Desde 1950, com a Sabrico, várias concessionárias Volkswagen se estabeleceram no Brasil atingindo um grande sucesso e um desenvolvimento invejáveis. Em São Paulo tivemos, além da Sabrico, a Bruno Tress, a Marcas Famosas e tantas outras que já deixaram de existir, um fenômeno que se repete em todo o Brasil. Mas elas deixaram saudades e marcaram a vida de muitos de nós. O amigo Hugo Bueno tinha uma concessionária que o marcou desde menino e agora ele decidiu registrar a sua trajetória: trata-se da Guanauto e abaixo está o seu relato
Guanauto Veículos S.A. – O primeiro salão do automóvel da Guanabara
Por Hugo Bueno
Com a chegada dos primeiros carros Volkswagen ao Brasil, ainda em 1950, tornou-se necessária a nomeação de representantes nas principais capitais do país, os quais seriam os responsáveis pela divulgação da marca e pelas primeiras vendas.
Posteriormente, alguns representantes se transformaram em concessionários, outros foram sendo nomeados, até que em meados da década de 1960, com o crescimento da indústria automobilística nacional, algumas lojas se tornaram verdadeiros complexos comerciais.
Essa fase grandiosa estendeu-se até meados da década de 1980, período de ouro das grandes concessionárias que começou a declinar durante a década de 1990 e após o ano 2000 um novo conceito de lojas menores e o domínio de grandes grupos multimarcas começou a prevalecer no mercado de automóveis.
Assim como a Sabrico em São Paulo, o Rio de Janeiro, no então Estado da Guanabara, contou com poderosos concessionários, sendo a Guanauto Veículos S.A. um deles. Se ainda estivesse “viva”, completaria sessenta anos no próximo dia 16 de junho, porém sucumbiu bem antes à mudança imposta pelo mercado.
A história dessa concessionária, que chegou a ser uma das maiores e mais modernas da América Latina e contribuiu muito para a divulgação da marca Volkswagen é o objeto dessa matéria.
Nas primeiras décadas do século 20, a produção de automóveis atingiu escala industrial e sua comercialização, escala mundial. Aqui no Brasil, cujo fomento a essa indústria somente aconteceu em meados do século, o mercado era totalmente importador.
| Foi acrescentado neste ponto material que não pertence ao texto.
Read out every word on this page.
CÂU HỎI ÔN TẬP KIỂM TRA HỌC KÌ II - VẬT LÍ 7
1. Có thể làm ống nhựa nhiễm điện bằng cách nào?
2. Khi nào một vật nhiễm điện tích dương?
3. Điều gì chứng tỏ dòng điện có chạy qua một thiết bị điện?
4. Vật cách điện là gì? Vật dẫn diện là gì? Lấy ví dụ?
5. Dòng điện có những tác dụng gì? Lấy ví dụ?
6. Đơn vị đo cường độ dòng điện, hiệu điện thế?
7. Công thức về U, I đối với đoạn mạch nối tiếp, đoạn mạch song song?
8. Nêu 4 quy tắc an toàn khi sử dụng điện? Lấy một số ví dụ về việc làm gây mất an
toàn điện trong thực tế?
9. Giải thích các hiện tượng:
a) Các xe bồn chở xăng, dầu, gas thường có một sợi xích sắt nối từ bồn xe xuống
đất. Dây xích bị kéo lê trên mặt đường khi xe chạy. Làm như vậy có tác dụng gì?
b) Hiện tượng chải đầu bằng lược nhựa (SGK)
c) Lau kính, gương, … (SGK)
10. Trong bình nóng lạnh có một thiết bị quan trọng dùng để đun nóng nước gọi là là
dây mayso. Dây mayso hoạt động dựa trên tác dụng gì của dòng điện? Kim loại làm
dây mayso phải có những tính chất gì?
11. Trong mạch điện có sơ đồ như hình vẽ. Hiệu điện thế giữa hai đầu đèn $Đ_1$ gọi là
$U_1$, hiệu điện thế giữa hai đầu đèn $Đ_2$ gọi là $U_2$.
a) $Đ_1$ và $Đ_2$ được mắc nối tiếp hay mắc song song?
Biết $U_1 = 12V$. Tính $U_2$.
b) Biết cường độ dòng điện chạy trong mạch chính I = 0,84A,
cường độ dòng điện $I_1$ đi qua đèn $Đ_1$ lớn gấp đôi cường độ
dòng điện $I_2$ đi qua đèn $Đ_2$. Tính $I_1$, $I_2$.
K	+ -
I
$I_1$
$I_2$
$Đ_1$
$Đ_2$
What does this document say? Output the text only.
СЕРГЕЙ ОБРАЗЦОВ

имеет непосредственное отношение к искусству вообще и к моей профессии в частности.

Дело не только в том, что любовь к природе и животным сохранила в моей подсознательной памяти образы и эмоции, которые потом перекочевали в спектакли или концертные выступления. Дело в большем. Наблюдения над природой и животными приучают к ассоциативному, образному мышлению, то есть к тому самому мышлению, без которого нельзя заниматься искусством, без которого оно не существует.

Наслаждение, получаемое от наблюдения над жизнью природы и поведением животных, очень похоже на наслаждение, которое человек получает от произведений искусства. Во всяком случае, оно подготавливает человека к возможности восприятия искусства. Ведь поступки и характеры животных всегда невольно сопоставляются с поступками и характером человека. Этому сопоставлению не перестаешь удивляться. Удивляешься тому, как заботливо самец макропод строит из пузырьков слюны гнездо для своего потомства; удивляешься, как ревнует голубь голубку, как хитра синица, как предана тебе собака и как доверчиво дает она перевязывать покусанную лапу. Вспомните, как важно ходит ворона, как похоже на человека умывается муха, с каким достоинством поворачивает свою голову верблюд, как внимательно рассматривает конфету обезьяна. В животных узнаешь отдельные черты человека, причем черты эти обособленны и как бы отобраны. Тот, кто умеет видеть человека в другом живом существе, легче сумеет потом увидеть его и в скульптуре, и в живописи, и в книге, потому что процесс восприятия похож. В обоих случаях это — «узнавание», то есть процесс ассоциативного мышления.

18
Nessa época a distribuição interna era realizada por representantes de cada marca.
A principal diferença entre um representante e um concessionário (ou revendedor autorizado), era que o negócio do representante basicamente se resumia a importar e vender, sem ter a obrigação de prestar qualquer tipo de assistência pós-venda. A prestação desse tipo de serviço, pós-venda, acabava englobando diferentes empresas que poderiam ser importadores independentes de peças de reposição, pequenas oficinas, às vezes um serviço que beirava o artesanal, e o próprio representante após o mesmo entender que havia um novo nicho de negócio a ser explorado.
Já um concessionário, é aquele que atende toda uma cadeia de serviços: venda, assistência técnica, peças de reposição, instalação de acessórios, além de serviços burocráticos, tais como financiamentos e até serviços de despachante que ajudam o cliente e contribuem para o retorno financeiro global do negócio. Abaixo. anúncios de representantes da Ford e da Studebaker da década de 20:
Em dezembro de 1950, com a chegada dos primeiros Fuscas ao Rio de Janeiro, foi necessária a nomeação de, pelo menos, um representante para a marca dentro da cidade. Assumiu esse posto uma empresa chamada DP Cleto limitada, cuja experiência na época era a prestação de serviços de estofamento e tapeçaria para residências e, posteriormente, para os automóveis da época.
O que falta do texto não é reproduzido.